J’ai passé énormément de temps sur ces copies, pendant les vacances. Une courte rédaction d’à peine une page par les quatrièmes Avaltout.
Habituellement, je ne corrige pas l’intégralité des erreurs. Je cible. En précisant qu’il reste des choses à revoir, mais que cette fois-ci, on voyait surtout la conjugaison, l’accord du participe, ou de la subordonnée.
Cette fois-ci, j’ai tout souligné. Dans des codes couleurs différents, en fonction des problèmes repérés. J’ai tout expliqué.
Comme à l’habitude, ils saisissent leur copie, jette un œil sur la note, échangent une blague avec leurs potes et la glissent, déjà en accordéon, dans…
“Attendez, attendez, attendez.”
Ils lèvent un regard surpris vers moi.
“On va essayer quelque chose de différent, aujourd’hui. On va tenter de corriger vos devoirs.”
Chorus de protestations. Je croise les bras, attends que ça passe.
“On a une heure. Vous avez des dictionnaires, vous pouvez travailler seul ou à deux, je vous ai tout expliqué dans vos copies. Je voudrais que vous ayiez une rédaction impeccable.
– Bah c’est pas possible ! brame Fitir en tapant sur sa table.
– Essayez. De toutes façons c’est évalué.”
Oui, bon, celle-là était un peu lâche, mais fait gagner du temps. En grognant, tous retournent à leur copie mutilée de mes incisions violettes, vertes, rouges et noires. Et ils commencent, toujours bougonnant, un travail de reconstruction.
“Monsieur, m.d c’est quoi, déjà ?
– Mal dit. Il y a un souci dans la syntaxe.
– Ah oui.
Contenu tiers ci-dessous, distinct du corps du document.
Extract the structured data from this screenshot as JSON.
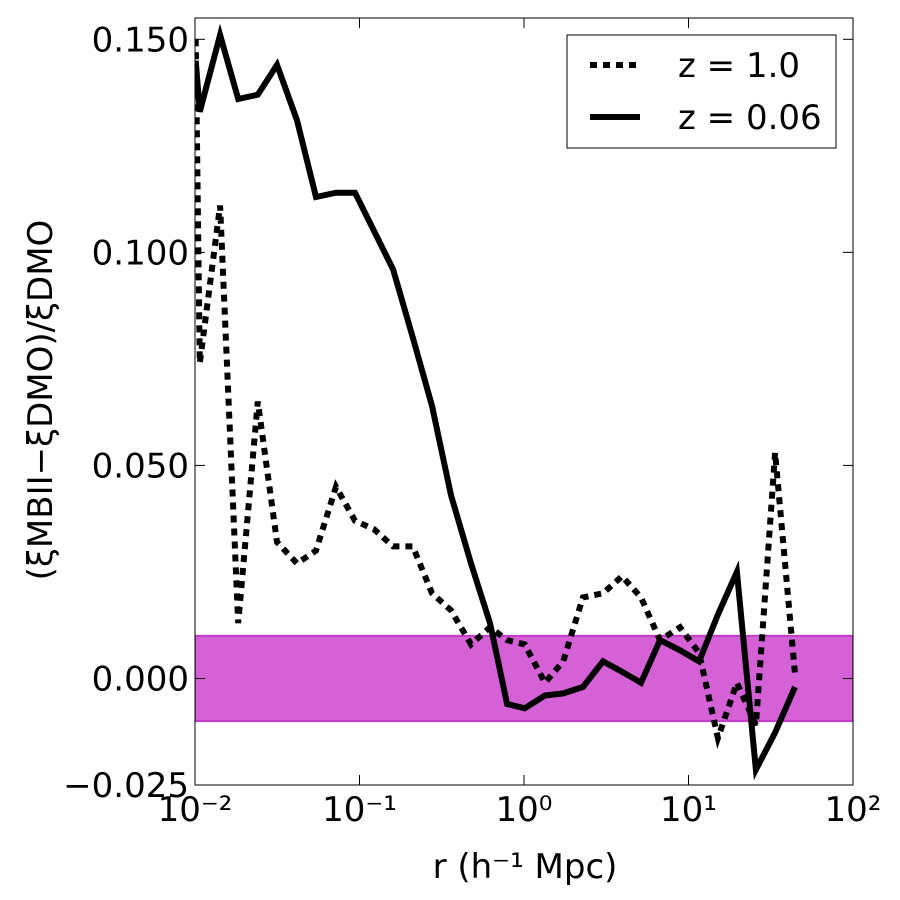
{
  "chart_data": {
    "type": "line",
    "xlabel": "r (h⁻¹ Mpc)",
    "ylabel": "(ξMBII−ξDMO)/ξDMO",
    "xscale": "log",
    "xlim": [
      0.01,
      100
    ],
    "ylim": [
      -0.025,
      0.155
    ],
    "xticks": [
      {
        "value": 0.01,
        "label": "10⁻²"
      },
      {
        "value": 0.1,
        "label": "10⁻¹"
      },
      {
        "value": 1,
        "label": "10⁰"
      },
      {
        "value": 10,
        "label": "10¹"
      },
      {
        "value": 100,
        "label": "10²"
      }
    ],
    "yticks": [
      {
        "value": -0.025,
        "label": "−0.025"
      },
      {
        "value": 0,
        "label": "0.000"
      },
      {
        "value": 0.05,
        "label": "0.050"
      },
      {
        "value": 0.1,
        "label": "0.100"
      },
      {
        "value": 0.15,
        "label": "0.150"
      }
    ],
    "legend": "upper right",
    "band": {
      "range": [
        -0.01,
        0.01
      ],
      "color": "#d462d6",
      "edge": "#c23cc8"
    },
    "x": [
      0.0101,
      0.0107,
      0.0142,
      0.0183,
      0.0241,
      0.0315,
      0.0417,
      0.0544,
      0.072,
      0.0939,
      0.1226,
      0.16,
      0.211,
      0.276,
      0.36,
      0.476,
      0.621,
      0.789,
      1.01,
      1.34,
      1.73,
      2.28,
      3.02,
      3.94,
      5.14,
      6.71,
      8.88,
      11.6,
      15.1,
      19.7,
      25.7,
      33.6,
      44.4
    ],
    "series": [
      {
        "name": "z = 1.0",
        "style": "dotted",
        "color": "#000000",
        "values": [
          0.15,
          0.074,
          0.111,
          0.013,
          0.065,
          0.032,
          0.027,
          0.03,
          0.045,
          0.037,
          0.035,
          0.031,
          0.031,
          0.02,
          0.016,
          0.008,
          0.012,
          0.009,
          0.008,
          -0.001,
          0.004,
          0.019,
          0.02,
          0.024,
          0.019,
          0.009,
          0.012,
          0.006,
          -0.014,
          -0.001,
          -0.011,
          0.053,
          0.001
        ]
      },
      {
        "name": "z = 0.06",
        "style": "solid",
        "color": "#000000",
        "values": [
          0.145,
          0.133,
          0.151,
          0.136,
          0.137,
          0.144,
          0.131,
          0.113,
          0.114,
          0.114,
          0.105,
          0.096,
          0.08,
          0.064,
          0.043,
          0.027,
          0.013,
          -0.006,
          -0.007,
          -0.004,
          -0.0035,
          -0.002,
          0.004,
          0.0016,
          -0.001,
          0.009,
          0.0066,
          0.004,
          0.015,
          0.025,
          -0.0214,
          -0.0127,
          -0.002
        ]
      }
    ]
  }
}
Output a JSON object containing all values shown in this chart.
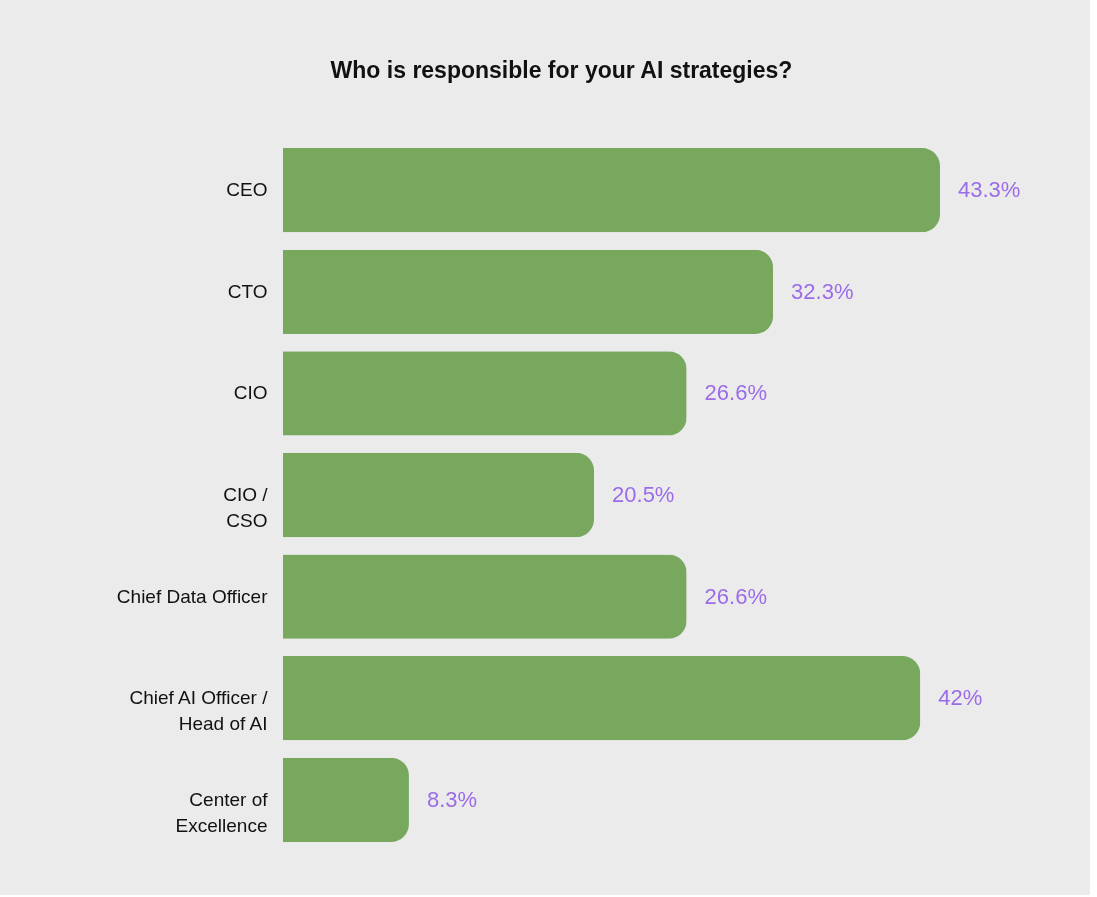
{
  "chart_data": {
    "type": "bar",
    "orientation": "horizontal",
    "title": "Who is responsible for your AI strategies?",
    "categories": [
      "CEO",
      "CTO",
      "CIO",
      "CIO /\nCSO",
      "Chief Data Officer",
      "Chief AI Officer /\nHead of AI",
      "Center of\nExcellence"
    ],
    "values": [
      43.3,
      32.3,
      26.6,
      20.5,
      26.6,
      42,
      8.3
    ],
    "value_labels": [
      "43.3%",
      "32.3%",
      "26.6%",
      "20.5%",
      "26.6%",
      "42%",
      "8.3%"
    ],
    "color": "#78a85e"
  }
}
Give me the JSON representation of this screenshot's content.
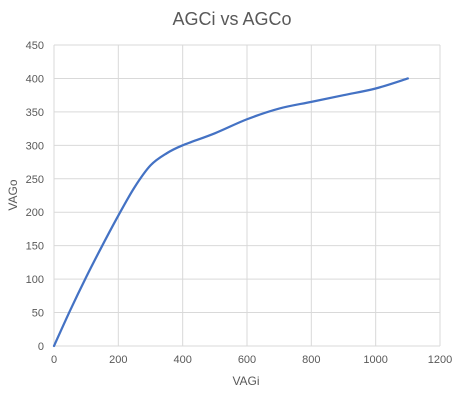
{
  "chart_data": {
    "type": "line",
    "title": "AGCi vs AGCo",
    "xlabel": "VAGi",
    "ylabel": "VAGo",
    "xlim": [
      0,
      1200
    ],
    "ylim": [
      0,
      450
    ],
    "x_ticks": [
      0,
      200,
      400,
      600,
      800,
      1000,
      1200
    ],
    "y_ticks": [
      0,
      50,
      100,
      150,
      200,
      250,
      300,
      350,
      400,
      450
    ],
    "grid": true,
    "legend": "none",
    "series": [
      {
        "color": "#4472C4",
        "x": [
          0,
          50,
          100,
          150,
          200,
          250,
          300,
          350,
          400,
          500,
          600,
          700,
          800,
          900,
          1000,
          1100
        ],
        "y": [
          0,
          53,
          103,
          150,
          195,
          237,
          270,
          288,
          300,
          318,
          339,
          355,
          365,
          375,
          385,
          400
        ]
      }
    ]
  },
  "colors": {
    "grid": "#D9D9D9",
    "axis_text": "#595959",
    "line": "#4472C4"
  }
}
Et du coup, c’est pas l’orthographe que je dois corriger.
– Voilà.”
Tout doucement, quelque chose commence à émerger sous les traits. Je passe dans les rangs, interdit que l’on commence à recopier tant que je n’ai pas validé l’intégralité du texte. Ou certains de mes lieutenants, des élèves, pas forcément les plus performants, mais quelques-uns, qui parviennent à concentrer leur attention sur des détails précis.
J’insiste à nouveau, pour des vétilles. Souligner. Non. La règle. Ils sont à nouveau tous petits, et pourtant, je me dis que quelque chose est peut-être en train de se jouer.
L’heure se termine et à quelques exceptions que je traiterai plus tard, tous, même les plus rétifs, ont devant eux un texte propre, écrit au cordeau.
“En vrai ça rend super bien, souffle Ferdinand en déployant son mètre quatre-vingt, courbé depuis trop longtemps.
– J’avoue, vous l’abîmez pas en la corrigeant, monsieur, hein ? Je suis trop fière ! complète Emeralda.”
J’évite d’épiloguer sur ce qu’il vient de se passer. Je le ferai en leur rendant ces copies. Mais me dis que, peut-être, en rendant ces A4 quadrillés un peu plus précieux, on arrivera à cultiver un peu d’attention.